Right now I am doing research for a book about my grandmother and her bootlegger/gangster husband in the 1920s and 1930s in Galveston, TX. Involved in a shoot out in 1931 where he killed one man and injured another, Theodore “Fatty” Owen was sent to prison. A year or two later, he was pardoned by “Ma” Ferguson, the governor at the time. He got out of jail, got back with my grandmother and together they adopted my mother in the fall of 1933.
Like most parents who write, I am trying to balance taking care of my son, our home and writing. Sometimes I feel like I am on a teeter-totter holding my computer, sheaves of paper and books on one side, and my husband, son, house, and all the other stuff of life (volunteering! I just can’t say no!), on the other.
Cheryl believes that everyone has a story to tell and a story worth telling. She encourages her students to write, and encourages all of our readers to write. “Write every day, write what comes to you, know that you can do it, and know that it is important to give our words, our stories, our dreams and even our failings to our families now…and to leave them for the generations to come.”

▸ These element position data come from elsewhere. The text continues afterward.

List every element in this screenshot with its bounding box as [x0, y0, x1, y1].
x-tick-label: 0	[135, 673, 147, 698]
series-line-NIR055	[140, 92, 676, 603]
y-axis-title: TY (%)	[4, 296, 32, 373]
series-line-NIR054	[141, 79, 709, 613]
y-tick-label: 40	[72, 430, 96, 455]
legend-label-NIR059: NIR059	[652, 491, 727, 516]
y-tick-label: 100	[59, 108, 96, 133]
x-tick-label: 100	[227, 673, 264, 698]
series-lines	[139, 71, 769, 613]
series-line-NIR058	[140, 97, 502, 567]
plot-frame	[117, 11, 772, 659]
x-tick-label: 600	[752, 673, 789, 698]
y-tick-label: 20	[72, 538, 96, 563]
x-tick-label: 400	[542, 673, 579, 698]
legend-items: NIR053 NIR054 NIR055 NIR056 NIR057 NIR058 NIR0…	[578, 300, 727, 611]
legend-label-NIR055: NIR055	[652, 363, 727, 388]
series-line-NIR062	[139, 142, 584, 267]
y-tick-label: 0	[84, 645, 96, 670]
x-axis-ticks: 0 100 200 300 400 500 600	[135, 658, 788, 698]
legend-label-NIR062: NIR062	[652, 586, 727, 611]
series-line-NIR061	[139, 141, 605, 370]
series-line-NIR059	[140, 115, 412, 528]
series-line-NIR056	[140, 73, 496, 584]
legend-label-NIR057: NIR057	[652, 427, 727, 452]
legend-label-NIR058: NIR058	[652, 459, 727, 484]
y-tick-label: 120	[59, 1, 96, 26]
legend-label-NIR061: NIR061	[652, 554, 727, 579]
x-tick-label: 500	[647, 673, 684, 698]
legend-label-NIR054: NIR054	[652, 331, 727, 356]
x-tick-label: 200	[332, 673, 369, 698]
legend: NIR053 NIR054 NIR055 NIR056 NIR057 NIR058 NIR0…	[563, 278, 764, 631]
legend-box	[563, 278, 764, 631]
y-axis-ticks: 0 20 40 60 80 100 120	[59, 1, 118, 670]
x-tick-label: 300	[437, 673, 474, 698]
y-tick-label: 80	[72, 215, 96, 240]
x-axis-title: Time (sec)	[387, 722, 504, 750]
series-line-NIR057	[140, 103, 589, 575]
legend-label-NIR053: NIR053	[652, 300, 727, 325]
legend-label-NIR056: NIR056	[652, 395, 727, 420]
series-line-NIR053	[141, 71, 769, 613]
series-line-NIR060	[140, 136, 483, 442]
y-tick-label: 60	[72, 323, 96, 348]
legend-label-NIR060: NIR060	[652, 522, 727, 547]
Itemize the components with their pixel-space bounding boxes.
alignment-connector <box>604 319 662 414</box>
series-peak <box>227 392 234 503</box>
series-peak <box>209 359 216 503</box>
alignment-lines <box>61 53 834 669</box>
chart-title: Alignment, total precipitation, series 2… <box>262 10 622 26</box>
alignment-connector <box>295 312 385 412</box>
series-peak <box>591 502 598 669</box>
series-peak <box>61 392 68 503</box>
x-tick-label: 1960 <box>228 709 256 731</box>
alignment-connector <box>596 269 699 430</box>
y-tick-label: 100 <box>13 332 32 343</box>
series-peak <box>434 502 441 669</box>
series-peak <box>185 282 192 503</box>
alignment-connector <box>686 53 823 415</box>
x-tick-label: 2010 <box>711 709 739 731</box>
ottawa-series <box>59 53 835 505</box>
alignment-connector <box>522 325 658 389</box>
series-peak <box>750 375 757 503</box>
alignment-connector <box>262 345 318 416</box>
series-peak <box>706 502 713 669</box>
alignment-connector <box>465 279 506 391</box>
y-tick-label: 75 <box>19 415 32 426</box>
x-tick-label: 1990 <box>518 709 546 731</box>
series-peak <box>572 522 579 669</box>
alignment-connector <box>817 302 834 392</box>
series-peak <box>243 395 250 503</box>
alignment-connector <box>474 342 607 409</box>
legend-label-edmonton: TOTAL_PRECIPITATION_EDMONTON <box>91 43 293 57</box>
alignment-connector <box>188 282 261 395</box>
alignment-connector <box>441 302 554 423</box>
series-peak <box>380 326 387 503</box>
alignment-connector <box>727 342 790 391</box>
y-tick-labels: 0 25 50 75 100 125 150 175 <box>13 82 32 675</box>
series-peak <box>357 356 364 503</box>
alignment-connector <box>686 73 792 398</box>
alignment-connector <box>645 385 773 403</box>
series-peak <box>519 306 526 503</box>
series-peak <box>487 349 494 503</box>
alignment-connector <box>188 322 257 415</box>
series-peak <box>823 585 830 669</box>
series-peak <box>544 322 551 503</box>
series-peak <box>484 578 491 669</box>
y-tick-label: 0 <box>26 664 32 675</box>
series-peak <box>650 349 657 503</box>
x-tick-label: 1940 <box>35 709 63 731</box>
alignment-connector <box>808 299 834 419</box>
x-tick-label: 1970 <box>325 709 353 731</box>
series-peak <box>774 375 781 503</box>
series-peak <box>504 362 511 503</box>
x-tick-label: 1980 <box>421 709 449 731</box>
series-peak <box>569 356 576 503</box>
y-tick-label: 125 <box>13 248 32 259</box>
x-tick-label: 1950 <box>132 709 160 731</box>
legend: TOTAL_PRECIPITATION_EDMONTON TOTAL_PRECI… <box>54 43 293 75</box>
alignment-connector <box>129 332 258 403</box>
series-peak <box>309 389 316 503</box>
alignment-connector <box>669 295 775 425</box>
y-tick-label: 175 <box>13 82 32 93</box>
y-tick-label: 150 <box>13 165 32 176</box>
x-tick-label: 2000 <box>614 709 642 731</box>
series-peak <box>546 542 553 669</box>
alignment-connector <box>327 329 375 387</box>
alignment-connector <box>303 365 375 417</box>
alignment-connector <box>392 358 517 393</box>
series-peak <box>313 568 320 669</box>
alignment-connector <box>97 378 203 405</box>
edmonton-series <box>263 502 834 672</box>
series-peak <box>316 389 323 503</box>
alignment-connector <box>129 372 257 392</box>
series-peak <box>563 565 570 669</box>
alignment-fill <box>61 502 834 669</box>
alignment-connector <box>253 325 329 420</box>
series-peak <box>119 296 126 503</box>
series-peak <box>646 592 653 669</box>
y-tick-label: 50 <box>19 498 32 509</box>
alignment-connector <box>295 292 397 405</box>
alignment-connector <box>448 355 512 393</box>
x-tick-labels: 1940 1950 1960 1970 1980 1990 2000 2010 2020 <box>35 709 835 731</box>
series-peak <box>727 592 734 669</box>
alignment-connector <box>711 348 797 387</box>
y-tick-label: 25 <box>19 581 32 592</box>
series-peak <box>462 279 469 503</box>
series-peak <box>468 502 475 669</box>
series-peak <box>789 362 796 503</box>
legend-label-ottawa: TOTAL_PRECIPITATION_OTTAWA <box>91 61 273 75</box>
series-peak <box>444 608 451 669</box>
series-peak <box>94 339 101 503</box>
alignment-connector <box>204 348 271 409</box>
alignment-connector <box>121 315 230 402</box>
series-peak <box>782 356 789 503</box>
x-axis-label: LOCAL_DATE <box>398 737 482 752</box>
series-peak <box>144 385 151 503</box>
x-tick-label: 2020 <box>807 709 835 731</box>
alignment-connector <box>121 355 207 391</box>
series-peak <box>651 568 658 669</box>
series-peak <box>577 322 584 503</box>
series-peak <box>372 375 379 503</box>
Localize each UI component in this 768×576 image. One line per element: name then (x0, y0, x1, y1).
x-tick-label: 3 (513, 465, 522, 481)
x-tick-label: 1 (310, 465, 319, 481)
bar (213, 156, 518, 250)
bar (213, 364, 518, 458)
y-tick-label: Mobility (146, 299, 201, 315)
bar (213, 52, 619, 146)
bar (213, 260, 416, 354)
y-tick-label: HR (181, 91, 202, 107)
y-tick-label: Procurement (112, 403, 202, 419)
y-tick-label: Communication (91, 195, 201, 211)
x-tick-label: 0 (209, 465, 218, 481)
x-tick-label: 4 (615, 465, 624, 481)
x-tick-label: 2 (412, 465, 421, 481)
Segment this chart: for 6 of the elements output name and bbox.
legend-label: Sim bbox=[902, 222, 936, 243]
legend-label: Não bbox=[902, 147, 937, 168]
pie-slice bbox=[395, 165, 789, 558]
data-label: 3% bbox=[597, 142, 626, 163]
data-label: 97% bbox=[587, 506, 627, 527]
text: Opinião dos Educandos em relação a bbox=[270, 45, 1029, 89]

We appreciate having Cheryl as our featured author today.
A powerful and encouraging message you give.
Thank you. I have so much more to say and how can I do it except in prose and poetry. The world
revolves faster and faster. The faster techie goes
the more I dig into the 20s,30s and 40s for a security blanket as I realize how comfortable those years were in comparison to these. I did not have
to make many decisions in those years and maybe I don’t have to make many decisions now. Life
just happens.
Cheryl Aubin Somers is a dear friend from my high school past. I am thrilled to read of her honor as featured author of the day, and have read many of her publications over the years! I am proud to call her my friend, and respect her immensely as a writer and mother! We have shared overseas travels together, high school outings and memories,
but due to distance, only share minimally now. Congratulations Cheryl! I am proud of you!
I’m so glad I stopped by today. I think Cheryl and I are kindred spirits! I’m off to check her website.